Chilean businessman, lawyer and politician

Joaquín Prieto Concha (Santiago, 10 July 1892 – Santiago, 29 December 1976) was a Chilean lawyer, businessman, and politician affiliated with the Conservative Party.

He served as Deputy (1933–1941), Senator (1941–1957), and Minister of Agriculture (1931–1932), Public Health (1936–1937), and Mining (1962–1963) under three different presidents – Juan Esteban Montero, Arturo Alessandri Palma, and Jorge Alessandri Rodríguez.

==Biography==
Born in Santiago on 10 July 1892, he was the son of lawyer and finance minister Joaquín Prieto Hurtado and Lucía Concha Subercaseaux, granddaughter of Melchor Concha y Toro. Through his father he was a direct descendant of former President José Joaquín Prieto Vial.

He completed his secondary studies at the Instituto Nacional General José Miguel Carrera and earned his law degree from the University of Chile in 1915. He married Rosa Elvira Matte Hurtado, daughter of Claudio Matte Pérez, with whom he had one son, José Joaquín.

===Political career===
====Deputy and Senator====
A member of the Conservative Party, Prieto was first elected Deputy for the 8th Departmental Group (Melipilla, San Antonio, San Bernardo and Maipo) for 1933–1937, and re-elected for 1937–1941.

In 1941 he entered the Senate representing Biobío, Malleco and Cautín, being re-elected for 1949–1957. He chaired and served on numerous committees including Finance, Agriculture and Colonization, Education, Public Health, Government, and Constitution, Legislation and Justice.

====Ministerial positions====
He first served as Minister of Agriculture under President Juan Esteban Montero (1931–1932).

Under Arturo Alessandri Palma he was appointed Minister of Public Health (1936–1937).

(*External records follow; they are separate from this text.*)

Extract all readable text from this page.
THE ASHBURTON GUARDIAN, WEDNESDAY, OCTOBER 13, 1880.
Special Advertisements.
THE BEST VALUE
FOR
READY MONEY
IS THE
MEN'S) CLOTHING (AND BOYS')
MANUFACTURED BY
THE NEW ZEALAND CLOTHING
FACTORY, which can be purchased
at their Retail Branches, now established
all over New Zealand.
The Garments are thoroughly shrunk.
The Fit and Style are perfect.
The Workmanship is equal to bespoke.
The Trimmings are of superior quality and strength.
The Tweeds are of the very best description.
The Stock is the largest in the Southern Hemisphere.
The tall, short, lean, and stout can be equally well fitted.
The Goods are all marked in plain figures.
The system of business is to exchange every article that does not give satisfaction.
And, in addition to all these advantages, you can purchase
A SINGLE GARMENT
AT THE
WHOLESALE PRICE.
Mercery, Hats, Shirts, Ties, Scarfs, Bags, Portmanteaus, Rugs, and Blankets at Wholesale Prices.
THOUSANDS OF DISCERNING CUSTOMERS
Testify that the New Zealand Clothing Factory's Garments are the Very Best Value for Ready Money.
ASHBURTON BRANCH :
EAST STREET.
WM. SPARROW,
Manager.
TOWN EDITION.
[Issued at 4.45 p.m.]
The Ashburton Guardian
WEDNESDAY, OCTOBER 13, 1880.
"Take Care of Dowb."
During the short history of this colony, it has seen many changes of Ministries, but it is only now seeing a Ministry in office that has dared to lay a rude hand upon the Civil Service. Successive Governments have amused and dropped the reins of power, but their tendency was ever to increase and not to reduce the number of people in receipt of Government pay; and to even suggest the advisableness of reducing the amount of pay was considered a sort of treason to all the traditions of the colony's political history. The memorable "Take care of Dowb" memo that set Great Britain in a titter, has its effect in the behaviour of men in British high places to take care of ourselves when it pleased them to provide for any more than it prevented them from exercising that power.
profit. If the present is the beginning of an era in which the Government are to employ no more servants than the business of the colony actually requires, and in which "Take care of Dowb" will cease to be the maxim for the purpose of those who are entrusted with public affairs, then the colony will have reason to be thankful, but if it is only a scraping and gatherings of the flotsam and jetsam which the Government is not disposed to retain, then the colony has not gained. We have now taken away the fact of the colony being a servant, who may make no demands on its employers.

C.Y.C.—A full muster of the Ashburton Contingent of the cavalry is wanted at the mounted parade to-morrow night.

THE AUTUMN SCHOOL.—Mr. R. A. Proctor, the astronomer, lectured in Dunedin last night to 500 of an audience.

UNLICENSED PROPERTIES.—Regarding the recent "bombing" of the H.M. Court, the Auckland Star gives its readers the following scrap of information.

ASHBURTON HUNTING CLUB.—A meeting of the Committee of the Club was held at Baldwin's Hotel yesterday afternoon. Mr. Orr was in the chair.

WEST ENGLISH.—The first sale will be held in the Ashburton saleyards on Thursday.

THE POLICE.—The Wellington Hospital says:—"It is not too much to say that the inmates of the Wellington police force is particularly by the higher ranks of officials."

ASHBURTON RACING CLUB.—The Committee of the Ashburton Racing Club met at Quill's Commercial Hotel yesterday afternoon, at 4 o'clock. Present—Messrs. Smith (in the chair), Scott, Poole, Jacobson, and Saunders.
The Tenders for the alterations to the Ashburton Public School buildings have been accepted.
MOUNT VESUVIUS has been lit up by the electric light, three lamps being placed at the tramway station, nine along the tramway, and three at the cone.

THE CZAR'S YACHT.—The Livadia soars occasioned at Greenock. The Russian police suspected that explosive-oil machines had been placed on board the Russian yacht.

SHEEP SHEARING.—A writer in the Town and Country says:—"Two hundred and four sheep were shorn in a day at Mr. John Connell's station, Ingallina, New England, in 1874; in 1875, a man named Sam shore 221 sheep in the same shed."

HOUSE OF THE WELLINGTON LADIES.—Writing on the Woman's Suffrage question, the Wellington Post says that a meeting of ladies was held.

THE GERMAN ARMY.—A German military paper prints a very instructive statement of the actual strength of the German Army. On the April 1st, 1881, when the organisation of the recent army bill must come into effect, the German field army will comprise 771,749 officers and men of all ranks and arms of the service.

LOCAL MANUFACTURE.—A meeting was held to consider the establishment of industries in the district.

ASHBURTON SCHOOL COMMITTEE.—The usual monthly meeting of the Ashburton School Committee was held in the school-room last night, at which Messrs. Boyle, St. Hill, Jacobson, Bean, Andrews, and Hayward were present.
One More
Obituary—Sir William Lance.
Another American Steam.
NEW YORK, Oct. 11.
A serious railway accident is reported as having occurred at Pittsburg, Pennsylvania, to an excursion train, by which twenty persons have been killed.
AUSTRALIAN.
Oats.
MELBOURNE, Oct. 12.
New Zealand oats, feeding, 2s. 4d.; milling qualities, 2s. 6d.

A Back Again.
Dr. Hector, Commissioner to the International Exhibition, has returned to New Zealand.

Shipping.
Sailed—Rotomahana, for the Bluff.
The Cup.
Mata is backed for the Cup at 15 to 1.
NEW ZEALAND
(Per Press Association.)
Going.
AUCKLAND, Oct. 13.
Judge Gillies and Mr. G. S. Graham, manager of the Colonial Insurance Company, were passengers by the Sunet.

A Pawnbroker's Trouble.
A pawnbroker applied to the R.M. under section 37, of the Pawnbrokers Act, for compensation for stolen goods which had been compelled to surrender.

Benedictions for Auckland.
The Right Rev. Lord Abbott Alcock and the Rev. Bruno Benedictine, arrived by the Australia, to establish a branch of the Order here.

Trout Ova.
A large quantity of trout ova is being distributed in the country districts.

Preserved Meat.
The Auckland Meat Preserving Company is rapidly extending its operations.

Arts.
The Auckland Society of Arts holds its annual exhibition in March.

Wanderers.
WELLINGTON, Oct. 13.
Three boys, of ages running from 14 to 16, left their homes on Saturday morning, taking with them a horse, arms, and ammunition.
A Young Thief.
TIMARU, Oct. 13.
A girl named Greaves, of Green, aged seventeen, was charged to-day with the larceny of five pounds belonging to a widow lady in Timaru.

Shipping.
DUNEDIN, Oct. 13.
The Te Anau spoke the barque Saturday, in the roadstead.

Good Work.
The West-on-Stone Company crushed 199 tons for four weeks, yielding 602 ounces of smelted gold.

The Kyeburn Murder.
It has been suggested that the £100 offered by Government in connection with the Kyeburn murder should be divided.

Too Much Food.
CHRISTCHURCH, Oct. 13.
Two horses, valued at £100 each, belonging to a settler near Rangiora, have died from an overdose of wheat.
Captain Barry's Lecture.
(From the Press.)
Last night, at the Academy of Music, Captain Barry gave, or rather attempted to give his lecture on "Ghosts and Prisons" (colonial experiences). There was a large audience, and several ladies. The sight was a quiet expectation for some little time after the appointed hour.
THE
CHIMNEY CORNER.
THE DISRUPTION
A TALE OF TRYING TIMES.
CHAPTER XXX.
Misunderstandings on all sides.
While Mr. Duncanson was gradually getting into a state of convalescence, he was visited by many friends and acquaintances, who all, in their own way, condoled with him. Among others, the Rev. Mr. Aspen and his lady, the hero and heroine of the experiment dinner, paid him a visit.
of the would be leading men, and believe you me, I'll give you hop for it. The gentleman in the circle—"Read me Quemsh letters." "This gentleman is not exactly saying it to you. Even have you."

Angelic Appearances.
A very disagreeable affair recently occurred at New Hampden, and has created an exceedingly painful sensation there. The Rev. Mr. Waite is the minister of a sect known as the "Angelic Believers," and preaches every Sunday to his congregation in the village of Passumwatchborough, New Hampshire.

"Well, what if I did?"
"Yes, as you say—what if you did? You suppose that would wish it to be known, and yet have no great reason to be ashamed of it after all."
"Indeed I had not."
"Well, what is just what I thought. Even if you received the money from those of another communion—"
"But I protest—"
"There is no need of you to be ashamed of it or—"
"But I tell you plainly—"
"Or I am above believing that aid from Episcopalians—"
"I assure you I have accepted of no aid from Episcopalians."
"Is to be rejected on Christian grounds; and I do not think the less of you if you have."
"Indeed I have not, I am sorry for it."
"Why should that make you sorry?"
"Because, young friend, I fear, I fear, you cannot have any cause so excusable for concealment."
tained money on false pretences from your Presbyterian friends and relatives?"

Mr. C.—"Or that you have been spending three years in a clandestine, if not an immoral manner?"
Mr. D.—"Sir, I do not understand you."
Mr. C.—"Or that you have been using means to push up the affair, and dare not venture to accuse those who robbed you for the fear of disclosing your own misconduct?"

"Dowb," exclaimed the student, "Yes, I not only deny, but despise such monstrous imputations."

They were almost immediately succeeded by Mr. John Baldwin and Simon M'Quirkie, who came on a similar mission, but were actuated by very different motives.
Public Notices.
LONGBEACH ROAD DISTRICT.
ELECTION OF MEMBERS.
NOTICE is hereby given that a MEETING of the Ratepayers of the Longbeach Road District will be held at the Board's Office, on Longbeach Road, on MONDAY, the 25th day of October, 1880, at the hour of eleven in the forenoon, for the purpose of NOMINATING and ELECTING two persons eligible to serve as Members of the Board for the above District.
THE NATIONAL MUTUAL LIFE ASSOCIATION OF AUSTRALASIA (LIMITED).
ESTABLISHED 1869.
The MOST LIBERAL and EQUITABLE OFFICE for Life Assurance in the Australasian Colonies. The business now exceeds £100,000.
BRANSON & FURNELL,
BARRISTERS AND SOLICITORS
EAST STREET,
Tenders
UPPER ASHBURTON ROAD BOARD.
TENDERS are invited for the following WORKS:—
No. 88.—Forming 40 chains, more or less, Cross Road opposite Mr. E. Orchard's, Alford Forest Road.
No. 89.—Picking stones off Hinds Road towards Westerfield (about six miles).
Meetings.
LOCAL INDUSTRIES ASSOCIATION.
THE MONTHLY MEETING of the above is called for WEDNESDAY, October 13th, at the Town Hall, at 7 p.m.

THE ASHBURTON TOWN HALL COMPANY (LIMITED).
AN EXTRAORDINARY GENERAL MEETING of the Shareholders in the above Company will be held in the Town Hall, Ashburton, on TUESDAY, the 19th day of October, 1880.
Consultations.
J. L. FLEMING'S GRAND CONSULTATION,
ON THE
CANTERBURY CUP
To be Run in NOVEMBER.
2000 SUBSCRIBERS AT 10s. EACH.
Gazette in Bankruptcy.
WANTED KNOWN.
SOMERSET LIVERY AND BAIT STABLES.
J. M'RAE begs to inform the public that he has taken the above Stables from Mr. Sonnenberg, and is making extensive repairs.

Later, President Jorge Alessandri Rodríguez named him Minister of Mining (1962–1963).

====Other activities====
He was president of the Sociedad Periodística de Chile (1933–1941), a director of the Compañía Manufacturera de Papeles y Cartones (CMPC), and served on the board of the Central Bank of Chile (1959).

He was also a member of the Club de La Unión, the Club Hípico de Santiago, and the National Agriculture Society.

He died in Santiago on 29 December 1976 at the age of 84.